Earlier I touched on 'arm drive' in a runners stride and how a more efficient arm lift and technique can improve a runners stride length and power, especially toward the finish line. Upper body strength and lactic acid tolerance is another area in which many distance runners fall short in their training program.

A little upper body strength goes a long way, reducing your arms from fatiguing through the shoulders on long runs so you feel more comfortable and remain efficient. Additionally, the ability to drive your arms straight up and forward to your eye-line in a surge to the finish line, without fatiguing your upper body means a longer stride at a quicker pace into the finish line.
Upper body strength at the finish line could mean the difference between running a 50-minute 10 second 10km run or bragging to all your friends that you ran 'under 50 minutes' with a 49-minutes and 50 seconds. Let's face it, a sprint to the finish line after a hard run is simply 100% satisfying. Exercises like pushups, dips and 1-legged running arms will all improve your upper body strength endurance.

Runners 6-pack Core Stability

Core Strength

Core stability is one of the most common strength training sessions for distance runners. A strong core will help improve any issues related to shoulder rotations in a runners stride.

Think of an average distance runners stride from around 1.2-1.5 meters per stride, for 10 kilometers.
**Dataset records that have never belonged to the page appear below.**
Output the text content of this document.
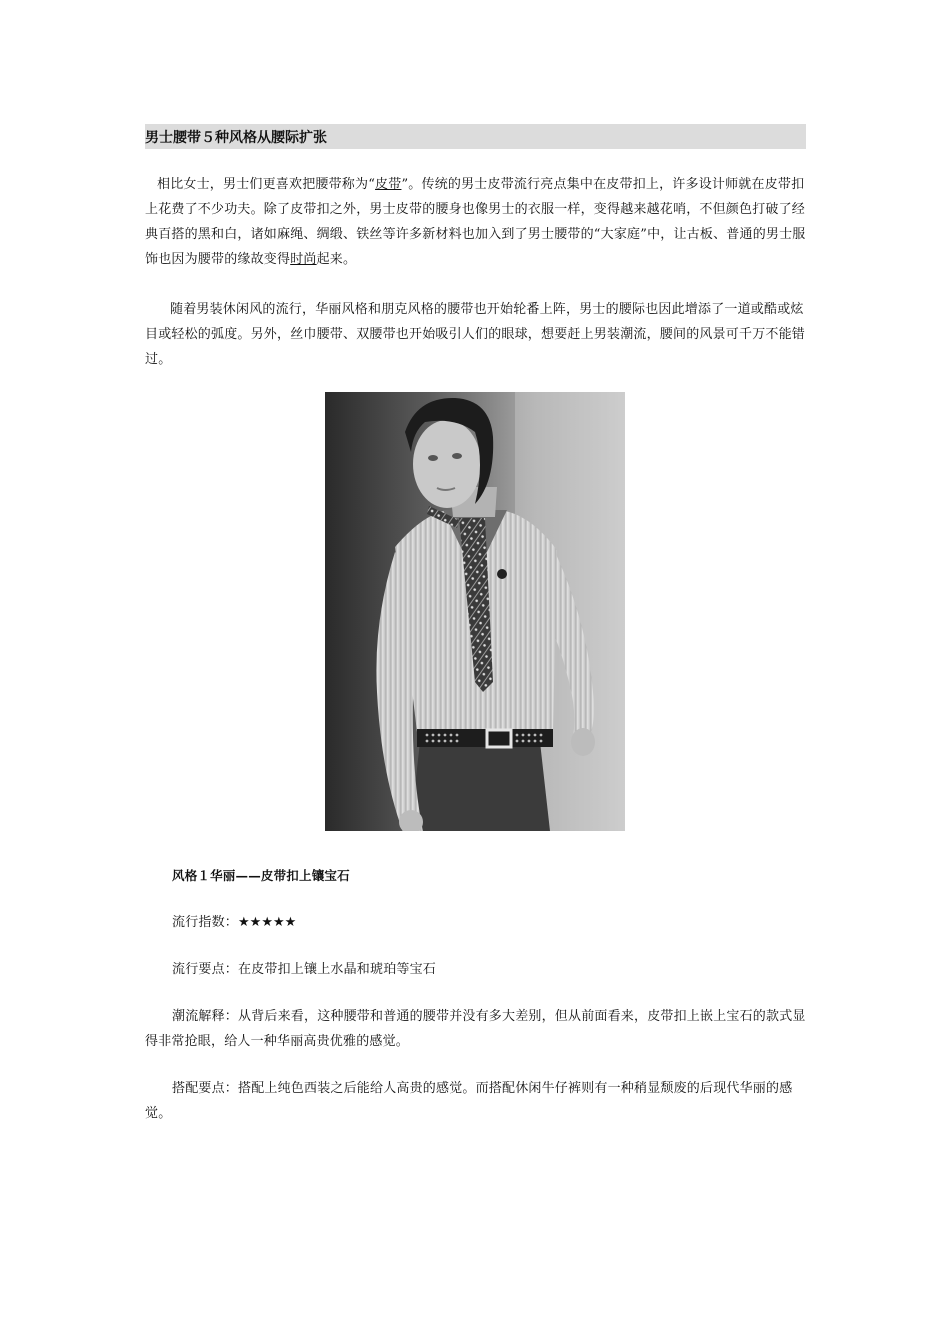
男士腰带５种风格从腰际扩张

相比女士，男士们更喜欢把腰带称为“皮带”。传统的男士皮带流行亮点集中在皮带扣上，许多设计师就在皮带扣上花费了不少功夫。除了皮带扣之外，男士皮带的腰身也像男士的衣服一样，变得越来越花哨，不但颜色打破了经典百搭的黑和白，诸如麻绳、绸缎、铁丝等许多新材料也加入到了男士腰带的“大家庭”中，让古板、普通的男士服饰也因为腰带的缘故变得时尚起来。

随着男装休闲风的流行，华丽风格和朋克风格的腰带也开始轮番上阵，男士的腰际也因此增添了一道或酷或炫目或轻松的弧度。另外，丝巾腰带、双腰带也开始吸引人们的眼球，想要赶上男装潮流，腰间的风景可千万不能错过。

风格１华丽——皮带扣上镶宝石

流行指数：★★★★★

流行要点：在皮带扣上镶上水晶和琥珀等宝石

潮流解释：从背后来看，这种腰带和普通的腰带并没有多大差别，但从前面看来，皮带扣上嵌上宝石的款式显得非常抢眼，给人一种华丽高贵优雅的感觉。

搭配要点：搭配上纯色西装之后能给人高贵的感觉。而搭配休闲牛仔裤则有一种稍显颓废的后现代华丽的感觉。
Then, if you add any shoulder rotation to this stride it will unnecessarily cut it short by say, 2 centimeters per stride.
Although it doesn't sound like much, this can add up to cutting your stride short by up to 500 meters over 10kms, and that could definitely mean the difference between breaking the 50-minute barrier or smashing it to 47-mins 30 sec (taking the 2cm example per stride, equaling up to 500 meters less in distance running at 5-minutes a kilometer. This could be a 2mins 30 secs difference).
So the numbers do add up for core strength and stability. Exercises such as planks, sit and twist and the 1-legged running arms will all help improve core stability in a quick and simply session.